In terms of date this novel shouldn’t be in our collection, but until we run out of space I am inclined to keep it! Victor Canning was a astonishingly prolific writer with a long career, from the 1930s to the 1980s. (See previous reviews of his novels Fountain Inn (1939) and Green Battlefield (1943).) In his later career he predominantly wrote detective stories and thrillers, but The Circle of the Gods finds him writing historical fiction – an Arthurian romance. This is the second book in a trilogy. The first is The Crimson Chalice (1976), the second The Immortal Wound (1978).
Review by John S:
Atmosphere rather than plot is at the core of this book, the second in a trilogy on fifth century (post-Roman) Britain. The Circle of the Gods concerns the boyhood, adolescence, and early manhood of Arturo, better known to us as Arthur. Arturo has a Roman mother and a British father, the chieftain of a small tribe in the south-west. As a teenager, Arturo goes to Isca (Exeter) and trains as a cavalry officer in the forces of the prince of that city. Finding southern Britain at the mercy of Saxon invaders, and the incumbent authorities disinclined to resist them, Arturo breaks away to form his own paramilitary group. He acquires a beautiful wife and a loyal band of ‘companions’. Arturo and his followers then set about a campaign to drive the Saxons out of the Thames Valley: he calls it ‘the cleansing of the valleys of all your kind’ (p.127). The Circle of the Gods is, of course, Stonehenge, and in the final chapters dramatic events take place in the shadow of the great stones.
Canning was very popular and prolific between the 1930s and 1970s. Most of his books are set in the twentieth century. The Circle of the Gods is one of the exceptions. It is a very atmospheric novel. Canning glories in describing the British countryside, birds and their calls, the beauty of wild flowers, the different moods of sea and sky, and the changing seasons. His story unfolds sedately, like a summer evening in fifth-century Devon.
Given that The Circle of the Gods is the middle novel of a trilogy, the reader can be pretty certain that Arturo will survive. From time to time Arturo does kill people (mostly Saxons), but he remains an oddly genteel and somewhat high-minded paramilitary leader compared to the bloodthirsty and amoral Orm the Bear Slayer, hero of Robert Low’s popular Viking adventures. Whereas Arturo slays out of duty and a sense of destiny, Orm just likes chopping his enemies up.

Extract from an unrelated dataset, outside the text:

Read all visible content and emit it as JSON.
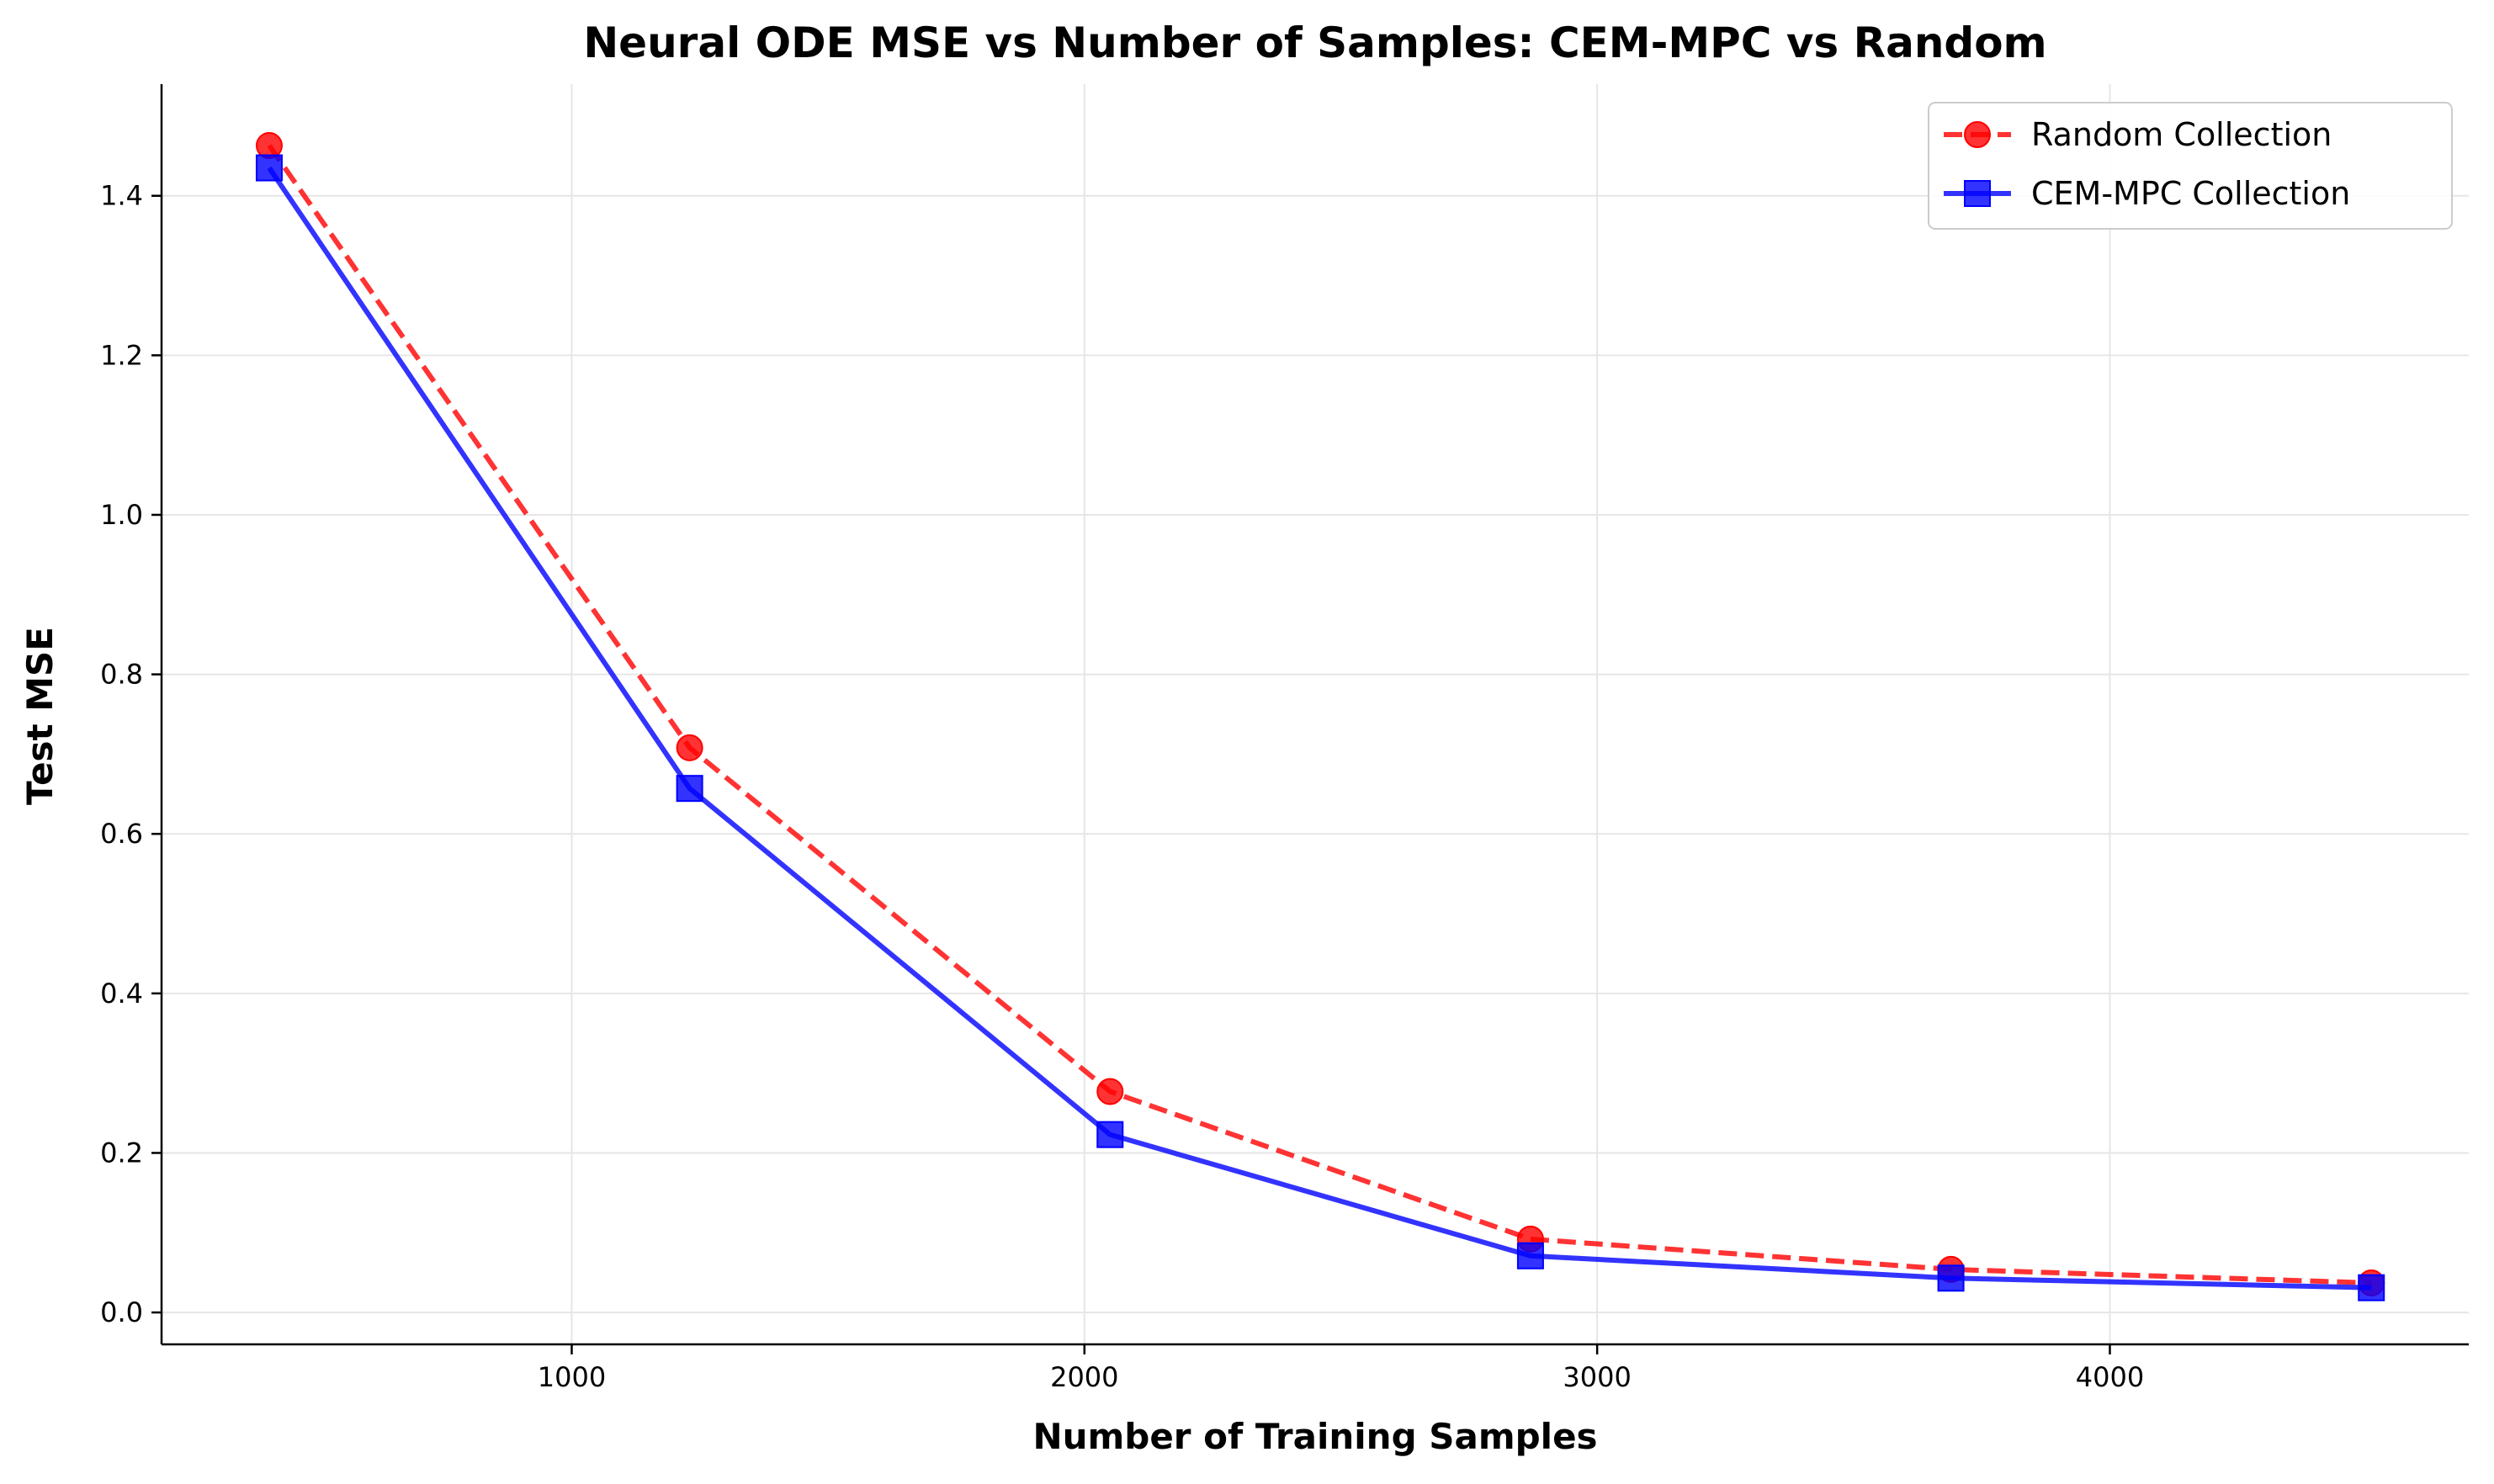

From childhood Arturo is convinced that he is the saviour chosen by the British gods to rid the land of the foul and, we are assured, smelly Saxon interlopers who rarely if ever bathe or wash their togs. After defeating one band of Saxons, Arturo puts the survivors into a boat and sends them off down the Thames, presumably back to the continent. Orm the Bear Slayer would be appalled by such weakness, but Arturo has a message to convey. ‘This night’, he tells an elderly Saxon, ‘has begun the cleansing of the valleys of all your kind (p. 127).’

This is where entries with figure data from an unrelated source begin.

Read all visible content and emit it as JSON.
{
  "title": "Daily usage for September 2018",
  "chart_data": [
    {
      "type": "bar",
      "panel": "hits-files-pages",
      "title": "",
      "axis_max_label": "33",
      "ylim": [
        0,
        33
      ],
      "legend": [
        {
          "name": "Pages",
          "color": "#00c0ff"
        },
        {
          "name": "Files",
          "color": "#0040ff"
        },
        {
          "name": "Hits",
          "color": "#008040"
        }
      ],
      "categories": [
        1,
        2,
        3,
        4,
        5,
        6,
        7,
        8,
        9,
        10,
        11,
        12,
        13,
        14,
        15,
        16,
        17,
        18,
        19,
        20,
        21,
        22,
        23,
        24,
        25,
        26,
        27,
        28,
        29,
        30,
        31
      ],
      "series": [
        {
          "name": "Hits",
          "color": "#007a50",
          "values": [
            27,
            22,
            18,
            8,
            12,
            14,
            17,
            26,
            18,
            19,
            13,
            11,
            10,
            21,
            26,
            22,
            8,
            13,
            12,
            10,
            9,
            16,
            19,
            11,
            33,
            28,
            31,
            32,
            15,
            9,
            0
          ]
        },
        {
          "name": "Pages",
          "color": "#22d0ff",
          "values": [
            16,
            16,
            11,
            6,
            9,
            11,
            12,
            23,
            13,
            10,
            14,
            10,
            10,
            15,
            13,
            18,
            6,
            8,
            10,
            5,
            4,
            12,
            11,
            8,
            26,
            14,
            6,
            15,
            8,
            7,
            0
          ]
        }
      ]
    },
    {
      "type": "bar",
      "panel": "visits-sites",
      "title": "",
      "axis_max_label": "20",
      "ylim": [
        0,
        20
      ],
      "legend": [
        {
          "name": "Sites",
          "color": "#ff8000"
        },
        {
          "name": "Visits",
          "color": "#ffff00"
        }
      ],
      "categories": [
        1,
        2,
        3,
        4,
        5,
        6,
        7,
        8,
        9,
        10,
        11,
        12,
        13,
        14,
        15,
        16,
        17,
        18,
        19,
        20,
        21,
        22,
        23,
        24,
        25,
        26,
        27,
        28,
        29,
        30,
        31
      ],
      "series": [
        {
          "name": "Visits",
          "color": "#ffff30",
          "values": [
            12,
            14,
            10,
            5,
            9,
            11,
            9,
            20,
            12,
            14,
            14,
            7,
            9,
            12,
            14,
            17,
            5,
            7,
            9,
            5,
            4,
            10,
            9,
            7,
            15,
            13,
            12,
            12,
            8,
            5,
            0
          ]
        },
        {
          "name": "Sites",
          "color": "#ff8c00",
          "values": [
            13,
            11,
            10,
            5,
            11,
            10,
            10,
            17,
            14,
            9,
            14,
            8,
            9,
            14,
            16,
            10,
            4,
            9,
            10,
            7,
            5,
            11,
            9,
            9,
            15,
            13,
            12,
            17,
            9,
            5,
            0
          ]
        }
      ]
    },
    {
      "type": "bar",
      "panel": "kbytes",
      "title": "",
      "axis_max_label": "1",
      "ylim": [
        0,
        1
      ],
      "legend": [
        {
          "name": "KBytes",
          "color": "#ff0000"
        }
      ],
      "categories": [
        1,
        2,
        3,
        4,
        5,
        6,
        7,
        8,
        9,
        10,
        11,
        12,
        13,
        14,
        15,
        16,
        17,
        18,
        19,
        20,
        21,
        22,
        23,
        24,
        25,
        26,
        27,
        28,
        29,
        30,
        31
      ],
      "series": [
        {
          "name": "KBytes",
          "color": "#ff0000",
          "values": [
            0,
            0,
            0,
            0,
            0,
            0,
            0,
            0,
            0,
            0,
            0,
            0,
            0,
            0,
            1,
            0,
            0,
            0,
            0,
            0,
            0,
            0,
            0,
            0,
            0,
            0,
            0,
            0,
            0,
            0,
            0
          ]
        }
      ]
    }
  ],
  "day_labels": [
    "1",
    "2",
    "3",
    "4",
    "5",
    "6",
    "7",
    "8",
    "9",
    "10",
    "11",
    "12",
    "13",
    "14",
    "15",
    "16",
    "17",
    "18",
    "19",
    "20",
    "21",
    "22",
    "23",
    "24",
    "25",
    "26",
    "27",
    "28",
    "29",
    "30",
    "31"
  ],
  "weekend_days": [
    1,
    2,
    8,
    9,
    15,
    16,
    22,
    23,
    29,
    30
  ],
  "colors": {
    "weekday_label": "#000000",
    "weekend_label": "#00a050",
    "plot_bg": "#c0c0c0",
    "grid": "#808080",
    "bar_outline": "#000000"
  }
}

Canning was writing in the mid-1970s, well before the Balkan conflicts brought the phrase ‘ethnic cleansing’ into common use. Is there a tension between the nature mysticism in The Circle of the Gods and Arturo’s very modern – though still comparatively humane – project of ethnic cleansing? I am not sure. Arturo clearly sees himself as the personification of the spirit of fifth-century Britain. The Circle of the Gods may well be more blood and foraging moorhens than ‘blood and soil’, yet Canning never questions Arturo’s mission to purify Britain of aliens.
I recommend The Circle of the Gods to anyone interested in ‘Dark Age’ Britain. Canning is a graceful writer. Although there isn’t a lot of action, he knows how to raise the pace when necessary. He is stronger on nature than he is on characterisation. If the book has a deeper message, it is an ambiguous one – I know nothing of Canning’s politics. I would willingly read the other books in the trilogy.